Saturday, January 4, 2025

An election today would give the Conservatives 100% of the power on 44% of the votes.

 The “338 Canada” website, featuring polling and electoral projections, projects that an election today would let Conservative voters elect 232 of Canada’s 343 MPs. With only 44% of the votes they would elect 68% of the MPs and hold 100% of the power. The Official Opposition would be the Bloc Québécois with 45 MPs.

The simplest model of proportional representation would just pair up today’s local ridings, and top up the results by electing regional MPs so that each party gets the share of the seats that its voters deserve. You have two votes. You cast your second vote for one of your party’s regional candidates. This vote would count as a vote for that candidate’s party. It would help elect region-wide candidates for top-up seats. The ballot would look like this sample from the PEI plebiscite in 2016 when PEI voters voted for MMP, the system used in Germany, New Zealand, and Scotland. In the four large provinces, that could be about 10 regional candidates. In the smaller provinces, maybe an average of 5 regional candidates.

Using the same “338” website riding projections as of Dec. 31, calculated over 20 regions, I project a simulated result of 159 Conservative MPs, 77 Liberals, 71 New Democrats, 29 Bloc, and 7 Greens.

Why would Liberal candidates in Liberal strongholds agree to give up nominations in half the ridings? To stop Pierre Poilievre winning a false majority.  Generally, candidates could remain nominated for the double-sized riding, but in case of overlap, I expect one of the two candidates would become a regional-only candidate, unless there is a nearby vacant nomination available. Local decision.
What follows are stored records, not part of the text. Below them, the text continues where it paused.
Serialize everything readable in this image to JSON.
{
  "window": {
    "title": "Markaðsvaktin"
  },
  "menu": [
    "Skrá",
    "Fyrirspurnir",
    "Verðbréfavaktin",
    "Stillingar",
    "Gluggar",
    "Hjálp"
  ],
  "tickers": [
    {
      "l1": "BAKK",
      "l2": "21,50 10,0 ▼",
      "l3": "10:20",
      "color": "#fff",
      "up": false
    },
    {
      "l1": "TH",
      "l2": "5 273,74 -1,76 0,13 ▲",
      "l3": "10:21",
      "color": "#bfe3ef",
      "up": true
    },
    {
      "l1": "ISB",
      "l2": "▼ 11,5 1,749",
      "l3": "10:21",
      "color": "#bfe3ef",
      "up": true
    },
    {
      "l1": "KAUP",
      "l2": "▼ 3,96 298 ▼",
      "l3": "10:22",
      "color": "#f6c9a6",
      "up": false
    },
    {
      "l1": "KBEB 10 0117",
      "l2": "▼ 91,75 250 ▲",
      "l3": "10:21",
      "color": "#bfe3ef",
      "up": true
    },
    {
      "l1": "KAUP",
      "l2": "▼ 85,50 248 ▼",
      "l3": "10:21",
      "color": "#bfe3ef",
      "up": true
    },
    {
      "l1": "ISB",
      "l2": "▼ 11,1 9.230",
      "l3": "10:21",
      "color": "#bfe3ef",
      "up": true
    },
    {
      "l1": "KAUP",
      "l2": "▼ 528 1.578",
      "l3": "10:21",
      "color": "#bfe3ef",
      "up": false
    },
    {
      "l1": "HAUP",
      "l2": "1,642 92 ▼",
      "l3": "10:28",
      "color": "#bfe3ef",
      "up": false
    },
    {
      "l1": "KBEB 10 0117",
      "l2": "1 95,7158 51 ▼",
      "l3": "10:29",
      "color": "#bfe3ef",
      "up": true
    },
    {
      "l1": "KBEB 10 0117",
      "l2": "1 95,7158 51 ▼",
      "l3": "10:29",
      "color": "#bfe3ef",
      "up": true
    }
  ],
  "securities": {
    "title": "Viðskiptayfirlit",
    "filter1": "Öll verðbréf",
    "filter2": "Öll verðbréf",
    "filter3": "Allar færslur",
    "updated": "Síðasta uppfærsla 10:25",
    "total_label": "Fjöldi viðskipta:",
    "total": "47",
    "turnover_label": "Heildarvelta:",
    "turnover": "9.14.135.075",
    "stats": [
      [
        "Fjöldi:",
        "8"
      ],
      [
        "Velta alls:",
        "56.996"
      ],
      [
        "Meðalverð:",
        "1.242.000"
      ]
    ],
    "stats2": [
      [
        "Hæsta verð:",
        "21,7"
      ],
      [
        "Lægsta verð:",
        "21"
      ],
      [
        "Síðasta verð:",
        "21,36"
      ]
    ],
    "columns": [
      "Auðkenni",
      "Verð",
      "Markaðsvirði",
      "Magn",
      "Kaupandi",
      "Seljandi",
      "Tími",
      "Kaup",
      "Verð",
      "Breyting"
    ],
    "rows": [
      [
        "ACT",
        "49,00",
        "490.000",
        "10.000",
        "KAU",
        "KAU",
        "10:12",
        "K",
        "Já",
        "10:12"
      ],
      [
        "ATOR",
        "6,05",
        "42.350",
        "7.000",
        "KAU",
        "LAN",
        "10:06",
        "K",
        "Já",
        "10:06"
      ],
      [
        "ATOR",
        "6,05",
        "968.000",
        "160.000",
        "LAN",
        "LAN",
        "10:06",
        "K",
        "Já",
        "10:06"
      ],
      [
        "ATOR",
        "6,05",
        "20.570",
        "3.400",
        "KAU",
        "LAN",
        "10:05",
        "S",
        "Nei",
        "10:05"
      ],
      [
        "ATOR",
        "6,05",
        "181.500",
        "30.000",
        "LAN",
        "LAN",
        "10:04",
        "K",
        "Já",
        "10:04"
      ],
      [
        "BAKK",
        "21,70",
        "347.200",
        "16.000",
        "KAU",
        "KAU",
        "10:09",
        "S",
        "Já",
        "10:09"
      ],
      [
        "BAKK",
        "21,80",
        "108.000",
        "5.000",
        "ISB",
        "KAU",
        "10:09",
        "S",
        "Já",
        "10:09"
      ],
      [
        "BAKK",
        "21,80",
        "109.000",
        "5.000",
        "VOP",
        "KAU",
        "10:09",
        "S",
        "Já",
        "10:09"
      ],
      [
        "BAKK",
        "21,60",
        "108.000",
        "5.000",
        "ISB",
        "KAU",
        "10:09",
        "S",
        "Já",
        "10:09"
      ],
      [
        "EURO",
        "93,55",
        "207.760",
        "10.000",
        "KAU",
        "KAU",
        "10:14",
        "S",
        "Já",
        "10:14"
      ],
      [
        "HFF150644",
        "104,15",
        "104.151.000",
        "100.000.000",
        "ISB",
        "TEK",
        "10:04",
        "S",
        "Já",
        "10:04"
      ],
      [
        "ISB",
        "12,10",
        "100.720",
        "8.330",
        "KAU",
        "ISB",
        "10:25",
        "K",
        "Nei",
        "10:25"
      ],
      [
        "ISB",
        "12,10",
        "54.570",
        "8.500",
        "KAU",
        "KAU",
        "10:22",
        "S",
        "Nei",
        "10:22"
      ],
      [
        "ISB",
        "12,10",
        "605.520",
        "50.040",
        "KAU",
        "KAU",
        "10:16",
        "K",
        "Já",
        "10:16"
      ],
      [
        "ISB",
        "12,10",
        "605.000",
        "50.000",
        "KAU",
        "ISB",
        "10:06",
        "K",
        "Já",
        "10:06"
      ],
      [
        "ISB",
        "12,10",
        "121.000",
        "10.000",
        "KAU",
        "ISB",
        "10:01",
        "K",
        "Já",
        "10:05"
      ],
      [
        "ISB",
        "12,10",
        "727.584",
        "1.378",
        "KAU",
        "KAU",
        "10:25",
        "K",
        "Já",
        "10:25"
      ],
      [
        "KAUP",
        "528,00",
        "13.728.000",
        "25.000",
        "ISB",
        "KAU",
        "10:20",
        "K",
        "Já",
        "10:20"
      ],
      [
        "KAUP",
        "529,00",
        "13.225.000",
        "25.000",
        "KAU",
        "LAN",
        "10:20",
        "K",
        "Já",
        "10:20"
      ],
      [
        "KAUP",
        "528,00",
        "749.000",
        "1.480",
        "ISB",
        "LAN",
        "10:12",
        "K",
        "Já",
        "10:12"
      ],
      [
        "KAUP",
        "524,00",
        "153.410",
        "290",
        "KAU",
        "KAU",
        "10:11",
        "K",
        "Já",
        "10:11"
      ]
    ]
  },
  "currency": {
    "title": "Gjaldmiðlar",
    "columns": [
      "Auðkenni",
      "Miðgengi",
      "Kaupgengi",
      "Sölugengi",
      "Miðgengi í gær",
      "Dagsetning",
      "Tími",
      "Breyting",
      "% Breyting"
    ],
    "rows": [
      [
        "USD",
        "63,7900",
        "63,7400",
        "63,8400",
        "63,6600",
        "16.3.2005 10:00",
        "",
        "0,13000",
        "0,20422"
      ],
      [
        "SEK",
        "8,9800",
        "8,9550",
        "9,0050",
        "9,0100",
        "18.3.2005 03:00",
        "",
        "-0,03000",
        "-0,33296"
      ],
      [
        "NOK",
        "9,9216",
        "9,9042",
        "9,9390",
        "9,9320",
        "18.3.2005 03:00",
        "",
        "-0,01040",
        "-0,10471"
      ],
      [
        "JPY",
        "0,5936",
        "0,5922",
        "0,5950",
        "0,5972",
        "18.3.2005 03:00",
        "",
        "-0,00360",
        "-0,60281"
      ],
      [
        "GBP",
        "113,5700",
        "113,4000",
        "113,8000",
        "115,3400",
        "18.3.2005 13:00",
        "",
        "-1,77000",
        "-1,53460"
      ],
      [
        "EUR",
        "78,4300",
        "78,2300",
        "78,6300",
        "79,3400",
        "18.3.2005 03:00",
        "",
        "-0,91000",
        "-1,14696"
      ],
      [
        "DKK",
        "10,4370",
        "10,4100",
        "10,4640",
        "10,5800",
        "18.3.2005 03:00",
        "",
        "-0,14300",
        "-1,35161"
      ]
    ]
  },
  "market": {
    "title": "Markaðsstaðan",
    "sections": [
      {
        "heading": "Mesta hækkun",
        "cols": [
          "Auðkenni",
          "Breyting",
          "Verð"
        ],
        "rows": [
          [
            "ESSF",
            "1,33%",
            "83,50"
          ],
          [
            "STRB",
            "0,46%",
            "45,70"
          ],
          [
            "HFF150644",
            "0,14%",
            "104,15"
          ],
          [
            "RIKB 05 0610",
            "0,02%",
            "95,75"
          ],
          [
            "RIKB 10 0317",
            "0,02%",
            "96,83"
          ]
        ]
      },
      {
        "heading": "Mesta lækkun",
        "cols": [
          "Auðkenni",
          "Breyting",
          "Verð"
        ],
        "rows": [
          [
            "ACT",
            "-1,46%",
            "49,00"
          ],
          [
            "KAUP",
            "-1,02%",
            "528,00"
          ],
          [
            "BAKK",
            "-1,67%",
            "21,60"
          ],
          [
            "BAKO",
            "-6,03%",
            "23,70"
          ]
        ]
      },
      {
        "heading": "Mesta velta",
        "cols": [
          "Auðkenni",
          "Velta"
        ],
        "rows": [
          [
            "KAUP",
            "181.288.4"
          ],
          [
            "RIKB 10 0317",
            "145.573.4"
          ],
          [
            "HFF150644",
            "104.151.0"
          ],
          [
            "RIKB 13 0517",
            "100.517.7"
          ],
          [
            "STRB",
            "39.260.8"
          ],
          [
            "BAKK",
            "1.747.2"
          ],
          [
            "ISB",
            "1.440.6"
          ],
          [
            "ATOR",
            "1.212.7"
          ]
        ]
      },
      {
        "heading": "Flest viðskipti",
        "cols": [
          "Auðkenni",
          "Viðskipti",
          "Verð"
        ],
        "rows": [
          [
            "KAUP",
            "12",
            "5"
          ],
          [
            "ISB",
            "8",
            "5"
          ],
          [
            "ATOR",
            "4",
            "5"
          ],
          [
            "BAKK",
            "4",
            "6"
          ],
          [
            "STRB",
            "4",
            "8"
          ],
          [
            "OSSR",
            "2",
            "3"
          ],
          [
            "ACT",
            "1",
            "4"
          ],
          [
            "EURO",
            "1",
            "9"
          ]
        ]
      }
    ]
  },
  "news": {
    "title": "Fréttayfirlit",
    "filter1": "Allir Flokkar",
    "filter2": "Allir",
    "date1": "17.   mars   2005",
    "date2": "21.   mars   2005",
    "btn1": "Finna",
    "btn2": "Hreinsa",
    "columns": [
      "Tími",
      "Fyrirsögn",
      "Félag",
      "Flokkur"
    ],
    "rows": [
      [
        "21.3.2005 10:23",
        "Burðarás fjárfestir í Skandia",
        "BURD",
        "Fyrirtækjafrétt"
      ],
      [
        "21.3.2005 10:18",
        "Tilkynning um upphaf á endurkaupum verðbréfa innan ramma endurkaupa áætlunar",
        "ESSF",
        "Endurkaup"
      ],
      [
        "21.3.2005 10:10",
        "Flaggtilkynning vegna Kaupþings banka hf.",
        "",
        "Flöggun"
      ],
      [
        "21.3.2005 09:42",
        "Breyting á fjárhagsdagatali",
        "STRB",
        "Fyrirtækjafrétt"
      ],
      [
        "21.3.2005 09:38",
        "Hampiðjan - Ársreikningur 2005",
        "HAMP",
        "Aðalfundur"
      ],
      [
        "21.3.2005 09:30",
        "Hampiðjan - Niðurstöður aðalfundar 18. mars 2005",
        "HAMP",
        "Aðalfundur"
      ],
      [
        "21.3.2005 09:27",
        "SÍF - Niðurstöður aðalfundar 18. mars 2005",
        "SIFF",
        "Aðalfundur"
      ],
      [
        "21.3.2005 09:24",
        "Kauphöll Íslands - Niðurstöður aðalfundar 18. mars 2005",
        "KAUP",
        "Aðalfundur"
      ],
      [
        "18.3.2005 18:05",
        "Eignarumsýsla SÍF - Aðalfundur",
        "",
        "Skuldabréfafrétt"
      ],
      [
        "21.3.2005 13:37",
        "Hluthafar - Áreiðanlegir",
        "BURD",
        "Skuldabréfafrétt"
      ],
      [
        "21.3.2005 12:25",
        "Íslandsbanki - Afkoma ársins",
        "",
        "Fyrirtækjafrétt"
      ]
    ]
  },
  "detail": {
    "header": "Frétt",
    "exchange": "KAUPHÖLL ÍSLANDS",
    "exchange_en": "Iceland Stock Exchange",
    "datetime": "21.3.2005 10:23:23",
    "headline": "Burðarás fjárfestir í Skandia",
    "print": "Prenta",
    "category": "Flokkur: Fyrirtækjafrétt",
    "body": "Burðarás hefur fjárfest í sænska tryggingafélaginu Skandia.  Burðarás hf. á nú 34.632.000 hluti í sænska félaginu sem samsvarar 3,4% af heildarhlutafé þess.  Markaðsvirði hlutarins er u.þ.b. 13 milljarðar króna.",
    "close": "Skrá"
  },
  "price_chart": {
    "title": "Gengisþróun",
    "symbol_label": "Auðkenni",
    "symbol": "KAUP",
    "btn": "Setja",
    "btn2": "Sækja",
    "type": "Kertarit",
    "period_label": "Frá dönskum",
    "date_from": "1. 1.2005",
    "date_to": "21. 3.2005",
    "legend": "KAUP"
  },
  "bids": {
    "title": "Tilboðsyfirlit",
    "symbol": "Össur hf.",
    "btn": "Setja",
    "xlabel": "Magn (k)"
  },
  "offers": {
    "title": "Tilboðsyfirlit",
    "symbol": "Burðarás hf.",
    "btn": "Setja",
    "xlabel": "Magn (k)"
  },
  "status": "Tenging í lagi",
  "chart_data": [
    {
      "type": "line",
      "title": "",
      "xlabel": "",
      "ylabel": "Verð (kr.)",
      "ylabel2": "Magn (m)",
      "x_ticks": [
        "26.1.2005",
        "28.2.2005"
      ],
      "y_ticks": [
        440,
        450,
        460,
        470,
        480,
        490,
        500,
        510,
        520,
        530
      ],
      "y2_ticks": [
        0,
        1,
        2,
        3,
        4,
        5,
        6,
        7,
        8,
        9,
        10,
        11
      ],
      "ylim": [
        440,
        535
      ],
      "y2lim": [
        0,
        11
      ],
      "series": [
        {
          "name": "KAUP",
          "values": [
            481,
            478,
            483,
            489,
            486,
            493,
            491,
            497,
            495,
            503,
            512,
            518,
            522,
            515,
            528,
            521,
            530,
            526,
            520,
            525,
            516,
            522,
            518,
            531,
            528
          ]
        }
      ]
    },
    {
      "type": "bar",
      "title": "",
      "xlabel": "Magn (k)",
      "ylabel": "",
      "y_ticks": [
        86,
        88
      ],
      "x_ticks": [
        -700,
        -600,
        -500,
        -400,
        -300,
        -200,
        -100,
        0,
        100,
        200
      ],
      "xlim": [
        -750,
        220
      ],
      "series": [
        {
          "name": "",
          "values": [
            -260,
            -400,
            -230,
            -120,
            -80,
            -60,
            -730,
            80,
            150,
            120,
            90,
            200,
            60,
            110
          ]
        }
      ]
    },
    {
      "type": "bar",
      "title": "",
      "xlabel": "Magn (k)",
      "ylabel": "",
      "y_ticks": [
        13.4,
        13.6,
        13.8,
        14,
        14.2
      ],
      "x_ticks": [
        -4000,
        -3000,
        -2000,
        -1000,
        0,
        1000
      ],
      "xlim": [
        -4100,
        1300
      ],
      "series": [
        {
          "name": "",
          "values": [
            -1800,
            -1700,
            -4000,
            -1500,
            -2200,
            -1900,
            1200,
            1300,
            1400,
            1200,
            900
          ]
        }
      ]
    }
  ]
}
I am using 6 regions across Ontario, 4 across Quebec, and 2 in each of BC and Alberta, with an average region size of 20. The six smaller provinces have an average size of 10 MPs each. The 3 Territories are unchanged. (A Citizens Assembly on Electoral Reform might decide a more representative Parliament needs more representatives, and the Law Commission of Canada would have given each Territory a second MP, but for simplicity I have left the number of MPs unchanged.)

With 177 local MPs and 166 regional or provincial MPs from top-up seats, the projected result is perfectly proportional. (I had one region in my projection with a bonus, the 18-MP Island of Montreal, because my initial pairings gave the NDP and Bloc each only 1 of the 9 paired seats, but the corrected pairings give the NDP two of the paired seats.) 

Could this really happen in 2025? Highly unlikely. The Liberals would have to elect a new leader who could reach a fast agreement with the NDP for quick implementation of this model. Each province would need quick Citizens Commissions to agree on the region boundaries, and on the pairings of the new ridings (already designed by the independent Electoral Boundaries Commissions in each province); and also the four cases where an odd number of ridings in the province would mean one riding remains unpaired, as Labrador obviously would. Elections Canada would complain they need more time to set up the new processes. As I said, unlikely to happen.  

A Liberal-NDP agreement on quick PR might imply coalition-building and co-operation could be offered to voters ahead of time, as they are in other countries. Why not?